Tulisan ini berkaitan dengan subject bahasan belajar bahasa Arab. Agak panjang memang. Namun demikian, ijinkan saya untuk mengajak sampeyan semua sedikit berbelok sebentar ke cerita yang lain sebelum meneruskan perjalanan cerita tentang bahasa Arab ini.
Perlu saya garis bawahi, bahwa tema tulisan ini masuk dalam platform “tarbiyah praktis”, bukan dalam konteks “theologies praktis”. Sudah barang tentu, dua term baru ini lahir dari istilah saya sendiri :-) (tidak ada basis scientific-nya). Istilah itu perlu saya sampaikan diawal tulisan ini, sebelum ada cap jempol melayang ke jidat saya dengan stempel bertuliskan “Murtad”. Nanti lari semua nggak ada yang ngaji lagi hari Sabtu….he... he…he
Karena tema-nya lumayan berat, jadi mohon hati-hati dalam membacanya. Alert is on :-)
Dalam tataran teologis praktis, jangankan tahu artinya, mendengarkan orang membaca Al-Quran saja sudah mendapat pahala, lha apalagi ini yang membacakan Al-Quran. Tentu akan bertumpuk-tumpuk pahalanya. Iya to? Untuk yang satu ini, saya tidak akan menyangkalnya, karena riwayat Kanjeng Nabi tentang hal ini terekam dalam Hadist yang sohih. Dijamin dah….

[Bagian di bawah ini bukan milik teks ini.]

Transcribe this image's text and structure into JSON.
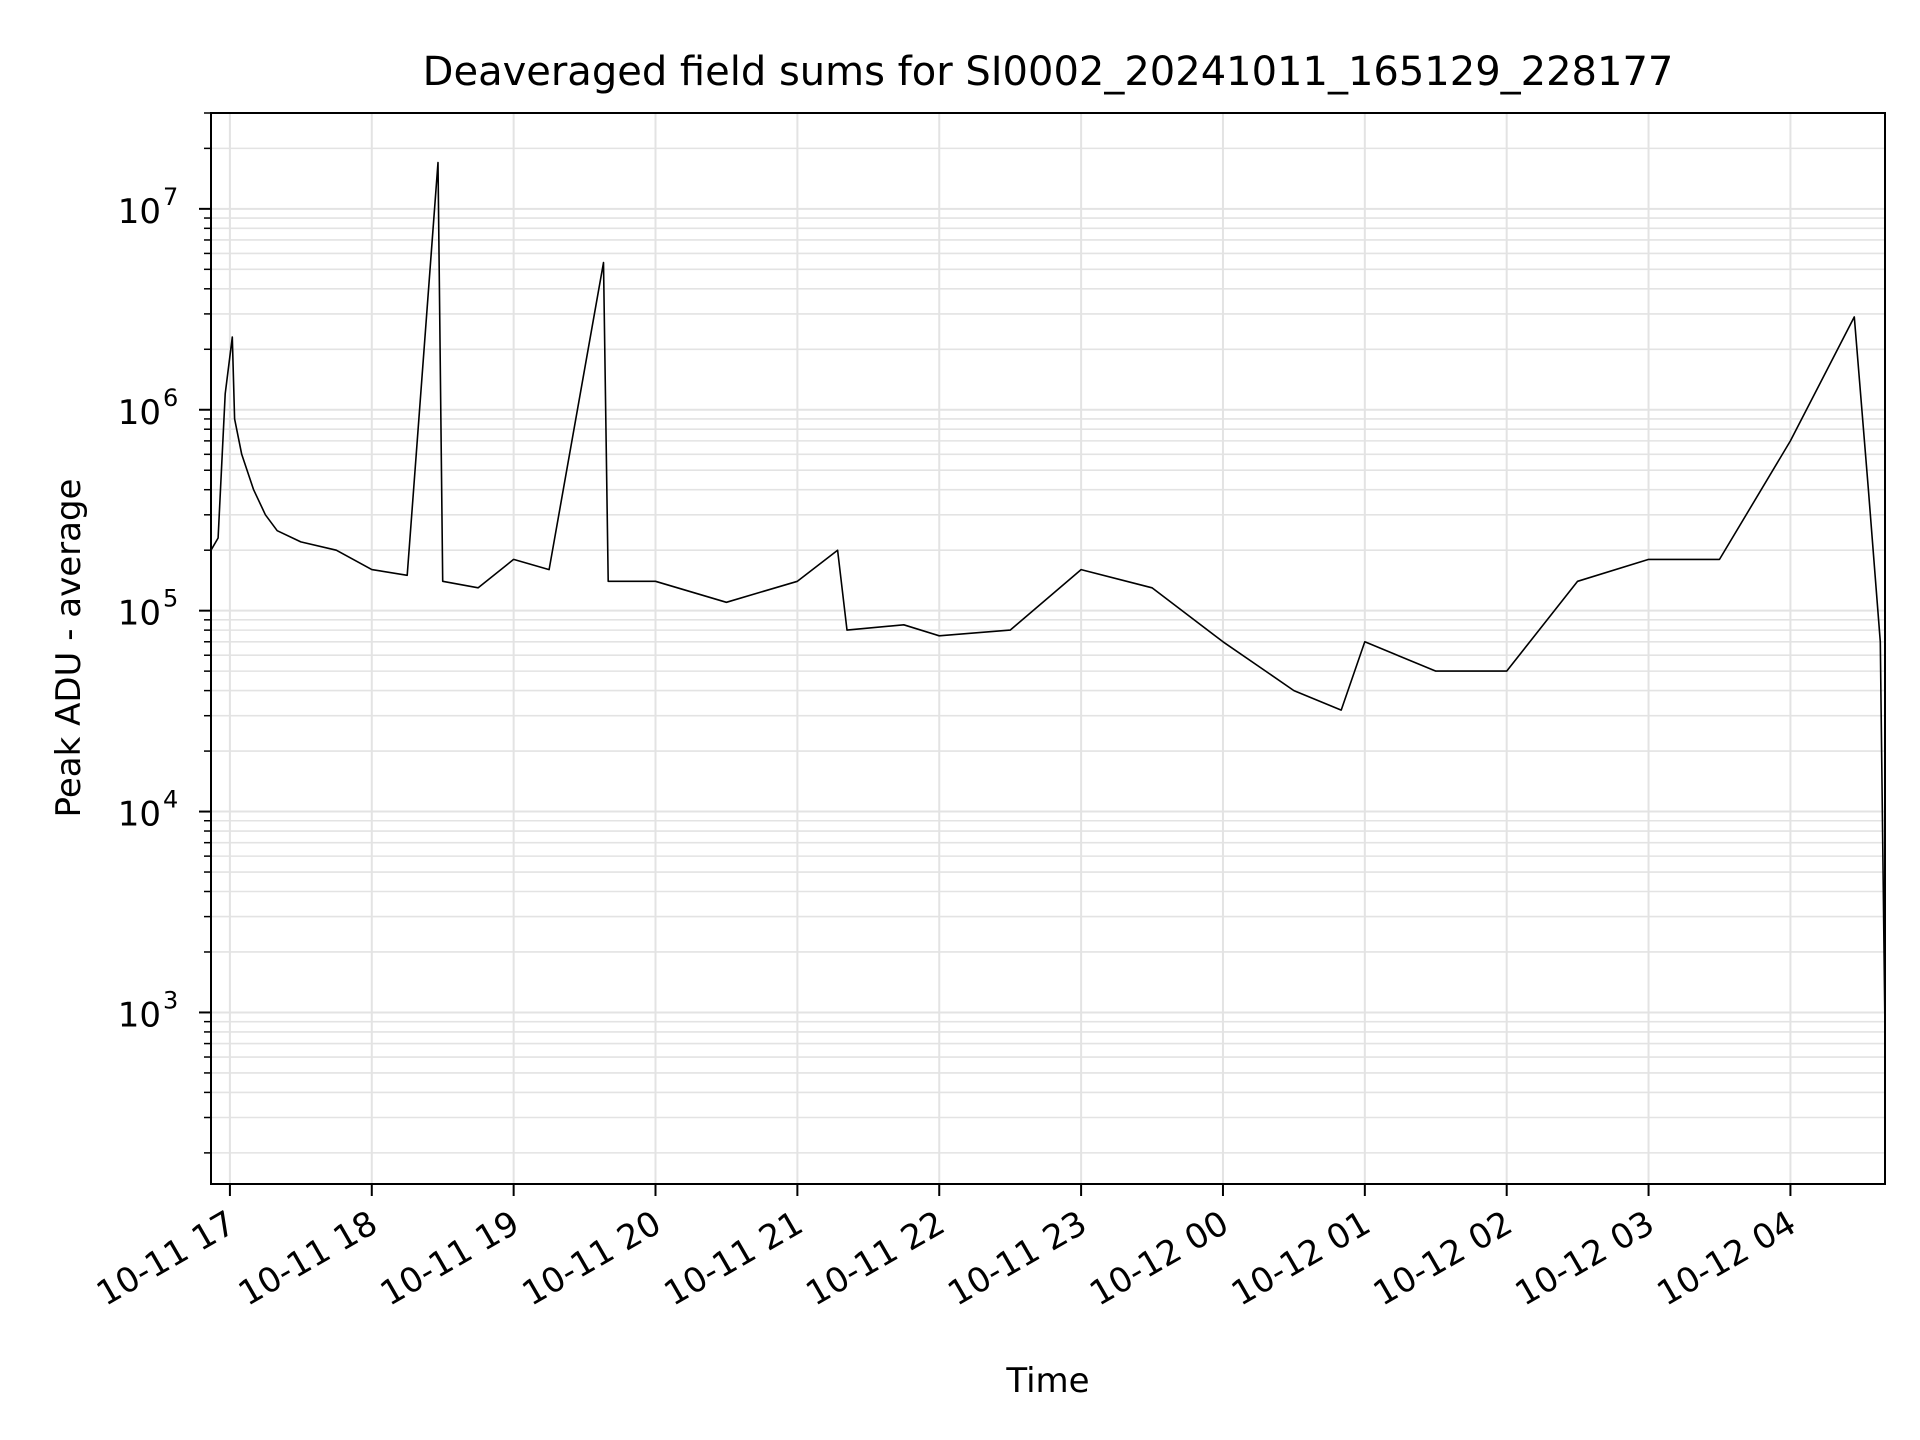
{
  "chart_data": {
    "type": "line",
    "title": "Deaveraged field sums for SI0002_20241011_165129_228177",
    "xlabel": "Time",
    "ylabel": "Peak ADU - average",
    "y_scale": "log",
    "grid": true,
    "line_color": "#000000",
    "ylim": [
      140,
      30000000
    ],
    "xlim": [
      "2024-10-11 16:52",
      "2024-10-12 04:40"
    ],
    "x_ticks": [
      {
        "label": "10-11 17",
        "time": "2024-10-11 17:00"
      },
      {
        "label": "10-11 18",
        "time": "2024-10-11 18:00"
      },
      {
        "label": "10-11 19",
        "time": "2024-10-11 19:00"
      },
      {
        "label": "10-11 20",
        "time": "2024-10-11 20:00"
      },
      {
        "label": "10-11 21",
        "time": "2024-10-11 21:00"
      },
      {
        "label": "10-11 22",
        "time": "2024-10-11 22:00"
      },
      {
        "label": "10-11 23",
        "time": "2024-10-11 23:00"
      },
      {
        "label": "10-12 00",
        "time": "2024-10-12 00:00"
      },
      {
        "label": "10-12 01",
        "time": "2024-10-12 01:00"
      },
      {
        "label": "10-12 02",
        "time": "2024-10-12 02:00"
      },
      {
        "label": "10-12 03",
        "time": "2024-10-12 03:00"
      },
      {
        "label": "10-12 04",
        "time": "2024-10-12 04:00"
      }
    ],
    "y_ticks": [
      {
        "base": "10",
        "exp": "3",
        "value": 1000
      },
      {
        "base": "10",
        "exp": "4",
        "value": 10000
      },
      {
        "base": "10",
        "exp": "5",
        "value": 100000
      },
      {
        "base": "10",
        "exp": "6",
        "value": 1000000
      },
      {
        "base": "10",
        "exp": "7",
        "value": 10000000
      }
    ],
    "series": [
      {
        "points": [
          [
            "2024-10-11 16:52",
            200000
          ],
          [
            "2024-10-11 16:55",
            230000
          ],
          [
            "2024-10-11 16:58",
            1200000
          ],
          [
            "2024-10-11 17:01",
            2300000
          ],
          [
            "2024-10-11 17:02",
            900000
          ],
          [
            "2024-10-11 17:05",
            600000
          ],
          [
            "2024-10-11 17:10",
            400000
          ],
          [
            "2024-10-11 17:15",
            300000
          ],
          [
            "2024-10-11 17:20",
            250000
          ],
          [
            "2024-10-11 17:30",
            220000
          ],
          [
            "2024-10-11 17:45",
            200000
          ],
          [
            "2024-10-11 18:00",
            160000
          ],
          [
            "2024-10-11 18:15",
            150000
          ],
          [
            "2024-10-11 18:28",
            17000000
          ],
          [
            "2024-10-11 18:30",
            140000
          ],
          [
            "2024-10-11 18:45",
            130000
          ],
          [
            "2024-10-11 19:00",
            180000
          ],
          [
            "2024-10-11 19:15",
            160000
          ],
          [
            "2024-10-11 19:38",
            5400000
          ],
          [
            "2024-10-11 19:40",
            140000
          ],
          [
            "2024-10-11 20:00",
            140000
          ],
          [
            "2024-10-11 20:30",
            110000
          ],
          [
            "2024-10-11 21:00",
            140000
          ],
          [
            "2024-10-11 21:17",
            200000
          ],
          [
            "2024-10-11 21:21",
            80000
          ],
          [
            "2024-10-11 21:45",
            85000
          ],
          [
            "2024-10-11 22:00",
            75000
          ],
          [
            "2024-10-11 22:30",
            80000
          ],
          [
            "2024-10-11 23:00",
            160000
          ],
          [
            "2024-10-11 23:30",
            130000
          ],
          [
            "2024-10-12 00:00",
            70000
          ],
          [
            "2024-10-12 00:30",
            40000
          ],
          [
            "2024-10-12 00:50",
            32000
          ],
          [
            "2024-10-12 01:00",
            70000
          ],
          [
            "2024-10-12 01:30",
            50000
          ],
          [
            "2024-10-12 02:00",
            50000
          ],
          [
            "2024-10-12 02:30",
            140000
          ],
          [
            "2024-10-12 03:00",
            180000
          ],
          [
            "2024-10-12 03:30",
            180000
          ],
          [
            "2024-10-12 04:00",
            700000
          ],
          [
            "2024-10-12 04:27",
            2900000
          ],
          [
            "2024-10-12 04:33",
            400000
          ],
          [
            "2024-10-12 04:38",
            70000
          ],
          [
            "2024-10-12 04:40",
            800
          ]
        ]
      }
    ]
  }
}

Saya lebih tertarik menuliskan tema “kelas bahasa Arab” ini dari segi “Tarbiyah praktis” karena dua alasan. Yang pertama, saya bukan ahli Fiqih, dimana semua tetek bengek dijelaskan secara runut aturan dan hukumnya. Bukan berarti saya anti dengan ilmu Fiqih, tetapi maaf, memang sering saya nggak mudeng dengan apa yang dibicarakan kalau sudah detail. Alasan yang kedua, saya masih berkeyakinan bahwa Islam bukan identik dengan sholat, puasa, zakat dan haji saja. Lebih jauh dari itu, saya berkeyakinan bahwa setiap anak cucu Adam yang mempunyai otak normal sudah sewajarnya untuk melatih otaknya dengan selalu men-challenge, “ada apa dibalik ini Alloh memberikannya kepada kita”. Bottom line, I do believe that there is always a reason for every unanswered question.
Kira-kira setahun yang lalu menjelang musim Summer, saya sempat bersinggungan dengan salah satu pengurus lembaga bimbingan belajar franchise yang cukup terkenal di kampung ini. Bidang keahlian yang dimiliki oleh lembaga ini sangat piawai dalam menguasai 3 sektor utama untuk material di Public School, yaitu: Mathematics, Reading dan Writing. Dengan memakai root budaya timur, menurut saya, metoda yang dipakai oleh lembaga ini sangat sesuai dengan kita-kita yang datang dari Indonesia, Malaysia atau Singapore.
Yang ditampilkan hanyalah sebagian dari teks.